Mungkin layak disebutkan adalah fitur senter yang ditambahkan ke remaster. Ini cukup dasar dalam arti Anda tidak benar-benar membawa senter untuk melihat melalui kegelapan. Sebaliknya, semburan cahaya hanya melompat keluar sebelum Anda. Plus, Anda hampir tidak akan menggunakan senter, mengingat pencahayaan dinamis melakukan pekerjaan yang luar biasa dalam membuat setiap tempat yang Anda kunjungi jelas.

Verdict

Star Wars: Bounty Hunter

Star Wars: Bounty Hunter adalah remaster yang tidak terduga yang Aspyr telah keluarkan dari hiatus 20 tahun. Dan mungkin studio harus meninggalkannya di sana, karena sangat sedikit yang telah diperbarui untuk membenarkan game baru. Ya, grafis jauh lebih baik, tetapi mereka hampir tidak sebanding dengan game modern. Anda bisa mengatakan pencahayaan dinamis dan tekstur yang lebih halus meningkatkan gameplay. Tetapi saya tidak yakin setiap gamer akan menghargai upaya yang dilakukan studio. Bahkan pada saat game asli dirilis pada tahun 2002, itu tidak membuat gelombang. Pertarungan dan platformnya biasa-biasa saja dan menjadikan Star Wars: Bounty Hunter salah satu game Star Wars yang kurang menarik untuk dimainkan.

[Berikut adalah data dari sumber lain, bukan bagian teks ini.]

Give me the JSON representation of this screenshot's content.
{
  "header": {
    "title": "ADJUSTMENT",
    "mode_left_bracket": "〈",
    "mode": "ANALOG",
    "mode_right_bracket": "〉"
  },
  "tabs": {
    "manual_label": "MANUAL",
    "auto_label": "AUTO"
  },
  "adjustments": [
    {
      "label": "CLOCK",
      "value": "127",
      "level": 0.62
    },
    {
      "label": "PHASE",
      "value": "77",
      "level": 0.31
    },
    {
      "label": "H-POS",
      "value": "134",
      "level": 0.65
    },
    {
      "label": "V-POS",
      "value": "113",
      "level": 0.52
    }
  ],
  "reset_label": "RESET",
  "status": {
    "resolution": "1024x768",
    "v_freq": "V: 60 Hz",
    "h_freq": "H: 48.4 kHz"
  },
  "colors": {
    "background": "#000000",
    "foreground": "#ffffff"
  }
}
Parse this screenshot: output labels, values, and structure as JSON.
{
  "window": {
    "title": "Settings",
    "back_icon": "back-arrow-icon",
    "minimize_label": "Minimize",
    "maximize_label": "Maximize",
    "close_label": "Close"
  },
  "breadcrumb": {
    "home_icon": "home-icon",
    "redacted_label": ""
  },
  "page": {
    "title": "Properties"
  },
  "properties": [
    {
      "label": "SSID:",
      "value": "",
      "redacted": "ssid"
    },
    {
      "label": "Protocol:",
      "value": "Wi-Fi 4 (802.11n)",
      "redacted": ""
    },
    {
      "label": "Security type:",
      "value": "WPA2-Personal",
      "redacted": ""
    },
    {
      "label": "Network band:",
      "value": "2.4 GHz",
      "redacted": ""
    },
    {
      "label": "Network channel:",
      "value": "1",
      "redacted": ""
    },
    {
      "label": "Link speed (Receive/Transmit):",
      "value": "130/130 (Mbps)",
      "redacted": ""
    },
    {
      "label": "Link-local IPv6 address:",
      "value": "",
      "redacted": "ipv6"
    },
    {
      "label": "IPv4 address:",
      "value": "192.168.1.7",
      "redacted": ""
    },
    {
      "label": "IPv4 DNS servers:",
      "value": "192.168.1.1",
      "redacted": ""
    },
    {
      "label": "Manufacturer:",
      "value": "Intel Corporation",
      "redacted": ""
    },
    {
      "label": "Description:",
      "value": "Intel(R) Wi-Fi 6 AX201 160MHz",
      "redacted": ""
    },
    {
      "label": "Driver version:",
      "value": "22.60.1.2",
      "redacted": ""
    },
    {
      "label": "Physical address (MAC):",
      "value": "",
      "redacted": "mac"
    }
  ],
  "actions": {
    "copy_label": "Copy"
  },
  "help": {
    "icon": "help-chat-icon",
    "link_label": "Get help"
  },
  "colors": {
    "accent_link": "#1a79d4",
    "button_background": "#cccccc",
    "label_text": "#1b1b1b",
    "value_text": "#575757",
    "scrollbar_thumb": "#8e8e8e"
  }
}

Tetapi, Star Wars: Bounty Hunter hanya dijual seharga $19,99. Jadi, mungkin harga itu cukup untuk mempertimbangkan bermain game. Jika tidak untuk pertarungan dan platform yang biasa-biasa saja, nikmati nostalgia. Plotnya juga, menenun beberapa titik plot yang menarik tentang latar belakang pemburu hadiah Janga Frett. Ini memperkenalkan beberapa karakter yang familiar yang telah muncul di Star Wars lainnya. Pada akhirnya, Star Wars: Bounty Hunter dapat menggunakan sedikit lebih banyak pemolesan kontrol. Lebih baik, remake dari awal yang membawa pertarungan dan platform ke adegan permainan saat ini, meskipun saya tidak yakin remake akan memperbarui game yang sudah tidak mengesankan.

Ulasan Star Wars: Bounty Hunter (PS5, PS4, Xbox Series X/S, Xbox One, Switch, & PC)

Evans Karanja adalah seorang pengulas permainan video dan penulis fitur di Gaming.net, yang meliputi ulasan permainan, rekomendasi platform, dan rilis baru di semua konsol utama dan PC. Ia telah bermain permainan sejak masa kecil, dimulai dengan Contra di NES, dan menulis secara eksklusif dari pengalaman pertama, memainkan setiap judul yang ia liput sebelum merekomendasikannya.